La clémence (qui n’est ni la compassion ni le pardon qui sont sensiblerie et injustice selon Sénèque) est une vertu qui sied particulièrement à un prince. En effet, en l’exerçant de manière appropriée, il se montre au-dessus des lois (ce qui est le statut d’un prince) non pas pour faire du tort aux citoyens mais pour les sauver, les éduquer, se les attacher (ce qui est la fonction du prince). La clémence est un moyen éminemment rationnel et efficace afin de maintenir et de promouvoir la justice et la sécurité. La sévérité et, a fortiori, la cruauté découragent les fautifs à revenir dans le droit chemin et les entraînent à s’enfoncer dans toujours plus de méfaits et de violence. Faire valoir les avantages de la clémence et avertir des inconvénients de la cruauté n’était cependant pas suffisant pour atteindre le vrai problème : la dérive autocratique et tyrannique du pouvoir romain de l’époque.

TACITE
ANNALES
[14]

” …le monde, fatigué de discordes, …”

Né vers 55 apr.J.-C., mort vers 117, Romain originaire sans doute de Gaule Belgique, Tacite a joué un rôle politique (et même militaire) non négligeable à un moment où l’Empire romain était au faîte de sa puissance mais en même temps en proie à une dérive totalitaire de son régime. Tacite désapprouvait cette dérive. Son œuvre littéraire d’historien [15] fut motivée par la volonté de montrer à la classe politique romaine de son époque et pour l’avenir le tort causé par ce type de régime. En contrepoint, il ne manqua pas de vanter les qualités morales de la Rome Antique, ni même celles de peuples ennemis (des Germains précisément). La leçon fut entendue à l’époque mais les phrases assassines de Tacite ont encore fait trembler bien des tyrans tout au long de l’histoire. Sa lecture reste décoiffante pour la sagacité avec laquelle il dénonce les intrigues politiques. Tacite était cependant convaincu que, malgré ses défauts, l’Empire romain était supérieur à tous points de vue et avait une évidente mission civilisatrice. Le plus grand bienfait que l’Empire ait apporté au monde, selon Tacite, est la pax romana, même imposée. S’il estime le courage guerrier des Germains, il condamne le fait qu’ils érigent la guerre en valeur suprême et en manière de vivre:

Les Germains ont toujours eu la même raison de passer en Gaule : leur bon plaisir, leur avidité, leur goût de changer de pays, afin d’abandonner leurs marais et de leurs déserts et de s’emparer de cette terre si féconde et de vous-mêmes. Au demeurant, ils donnent comme prétexte la liberté et des mots prestigieux mais personne n’a désiré asservir autrui et établir sa propre domination sans recourir à ces mots-là. (Histoires, IV, 73)

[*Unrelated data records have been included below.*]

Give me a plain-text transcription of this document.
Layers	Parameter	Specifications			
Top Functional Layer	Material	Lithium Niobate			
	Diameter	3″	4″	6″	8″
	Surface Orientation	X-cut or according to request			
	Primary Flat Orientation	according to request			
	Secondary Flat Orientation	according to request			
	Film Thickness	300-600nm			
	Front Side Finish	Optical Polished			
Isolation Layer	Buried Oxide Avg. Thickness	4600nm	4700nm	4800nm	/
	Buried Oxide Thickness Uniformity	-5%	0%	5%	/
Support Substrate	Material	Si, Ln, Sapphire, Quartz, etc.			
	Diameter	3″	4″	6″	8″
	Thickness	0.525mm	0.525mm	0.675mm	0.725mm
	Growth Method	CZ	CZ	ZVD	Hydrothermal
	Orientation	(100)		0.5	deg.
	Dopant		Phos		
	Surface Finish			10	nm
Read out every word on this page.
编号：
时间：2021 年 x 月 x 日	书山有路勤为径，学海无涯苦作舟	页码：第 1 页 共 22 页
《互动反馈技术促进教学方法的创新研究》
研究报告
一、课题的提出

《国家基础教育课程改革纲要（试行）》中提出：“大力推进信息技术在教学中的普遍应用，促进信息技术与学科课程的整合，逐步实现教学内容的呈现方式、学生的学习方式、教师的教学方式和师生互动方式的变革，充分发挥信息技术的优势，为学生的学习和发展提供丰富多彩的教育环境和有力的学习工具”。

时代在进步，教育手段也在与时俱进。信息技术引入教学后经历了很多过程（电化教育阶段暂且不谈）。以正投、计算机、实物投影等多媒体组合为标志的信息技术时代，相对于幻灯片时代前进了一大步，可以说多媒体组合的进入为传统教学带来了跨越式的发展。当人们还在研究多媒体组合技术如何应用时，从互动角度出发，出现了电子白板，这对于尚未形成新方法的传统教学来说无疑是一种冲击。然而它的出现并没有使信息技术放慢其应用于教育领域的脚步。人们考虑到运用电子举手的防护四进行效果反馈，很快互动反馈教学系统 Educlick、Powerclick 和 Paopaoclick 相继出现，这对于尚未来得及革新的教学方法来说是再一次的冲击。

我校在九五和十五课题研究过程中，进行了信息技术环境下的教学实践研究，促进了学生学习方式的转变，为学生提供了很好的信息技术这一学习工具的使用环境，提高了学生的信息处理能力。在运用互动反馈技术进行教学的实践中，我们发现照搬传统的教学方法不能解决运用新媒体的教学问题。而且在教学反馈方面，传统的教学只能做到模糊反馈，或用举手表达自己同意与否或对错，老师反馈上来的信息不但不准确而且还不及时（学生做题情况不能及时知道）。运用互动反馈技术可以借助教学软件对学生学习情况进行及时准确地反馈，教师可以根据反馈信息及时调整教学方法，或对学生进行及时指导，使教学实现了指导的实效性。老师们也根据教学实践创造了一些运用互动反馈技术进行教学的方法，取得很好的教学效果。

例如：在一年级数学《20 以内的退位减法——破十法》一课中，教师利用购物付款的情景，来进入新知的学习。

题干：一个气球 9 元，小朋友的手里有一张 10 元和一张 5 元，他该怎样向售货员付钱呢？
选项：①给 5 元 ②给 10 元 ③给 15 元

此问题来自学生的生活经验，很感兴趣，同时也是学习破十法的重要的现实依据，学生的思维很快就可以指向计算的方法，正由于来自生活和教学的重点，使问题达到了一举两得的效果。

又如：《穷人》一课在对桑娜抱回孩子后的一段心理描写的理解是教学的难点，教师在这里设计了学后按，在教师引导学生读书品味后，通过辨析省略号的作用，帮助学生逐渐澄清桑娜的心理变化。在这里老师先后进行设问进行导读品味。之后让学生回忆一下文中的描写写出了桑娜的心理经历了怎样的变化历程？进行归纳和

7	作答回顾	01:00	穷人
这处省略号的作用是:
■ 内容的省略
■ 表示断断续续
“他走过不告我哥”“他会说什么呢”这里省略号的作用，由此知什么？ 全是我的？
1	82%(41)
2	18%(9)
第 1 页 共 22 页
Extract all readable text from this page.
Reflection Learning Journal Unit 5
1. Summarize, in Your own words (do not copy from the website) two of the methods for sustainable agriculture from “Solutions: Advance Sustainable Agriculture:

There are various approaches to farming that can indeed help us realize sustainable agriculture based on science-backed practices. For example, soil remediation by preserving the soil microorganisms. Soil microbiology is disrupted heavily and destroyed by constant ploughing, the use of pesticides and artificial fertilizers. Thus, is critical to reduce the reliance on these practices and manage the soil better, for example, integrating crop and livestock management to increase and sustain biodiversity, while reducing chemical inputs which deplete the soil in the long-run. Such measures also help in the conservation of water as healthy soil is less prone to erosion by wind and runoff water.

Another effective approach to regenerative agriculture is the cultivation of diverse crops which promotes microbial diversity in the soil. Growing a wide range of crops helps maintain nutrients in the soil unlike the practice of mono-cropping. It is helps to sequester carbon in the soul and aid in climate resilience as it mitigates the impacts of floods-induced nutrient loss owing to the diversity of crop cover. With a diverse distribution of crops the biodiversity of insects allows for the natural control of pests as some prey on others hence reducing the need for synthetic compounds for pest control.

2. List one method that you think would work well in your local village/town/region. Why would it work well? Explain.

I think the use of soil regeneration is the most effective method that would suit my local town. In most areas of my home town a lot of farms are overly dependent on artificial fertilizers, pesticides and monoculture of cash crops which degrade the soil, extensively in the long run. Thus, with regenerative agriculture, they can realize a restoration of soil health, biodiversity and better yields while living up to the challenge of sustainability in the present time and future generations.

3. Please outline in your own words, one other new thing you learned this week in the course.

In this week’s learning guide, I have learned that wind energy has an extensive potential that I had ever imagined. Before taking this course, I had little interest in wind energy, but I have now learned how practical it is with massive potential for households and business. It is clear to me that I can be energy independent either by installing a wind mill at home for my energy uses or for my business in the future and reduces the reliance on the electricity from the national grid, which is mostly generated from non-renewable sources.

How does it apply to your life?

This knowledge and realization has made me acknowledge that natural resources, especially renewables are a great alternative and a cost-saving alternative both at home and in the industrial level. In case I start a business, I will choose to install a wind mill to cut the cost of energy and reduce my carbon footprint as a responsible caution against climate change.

Cette pax romana, que seule peut assurée un Etat puissant et organisé comme Rome, ne peut qu’être favorable pour tous. Ses quelques inconvénients (les impôts par exemple) valent bien ses avantages inestimables:

Des rois et des guerres, il y en eut toujours en Gaule, jusqu’à ce que vous ayez consenti à accepter nos lois. Et nous, bien que nous ayons été si souvent provoqués, nous n’avons usé du droit de la victoire que pour assurer la paix ; car il ne peut y avoir de tranquillité parmi les nations sans forces armées, pas de forces armées sans soldes, ni de soldes sans impôts” (Histoires, LXXIV)

Pour ce qui concerne la conduite même de la guerre, Tacite admet implicitement la ” loi du plus fort” et ne s’émeut pas des destructions et cruautés d’une guerre (Annales I, 51-52, 56). A l’occasion de la mutinerie de Pannonie, Tacite nous décrit au passage les conditions de vie des militaires romains (ibid., I, 17).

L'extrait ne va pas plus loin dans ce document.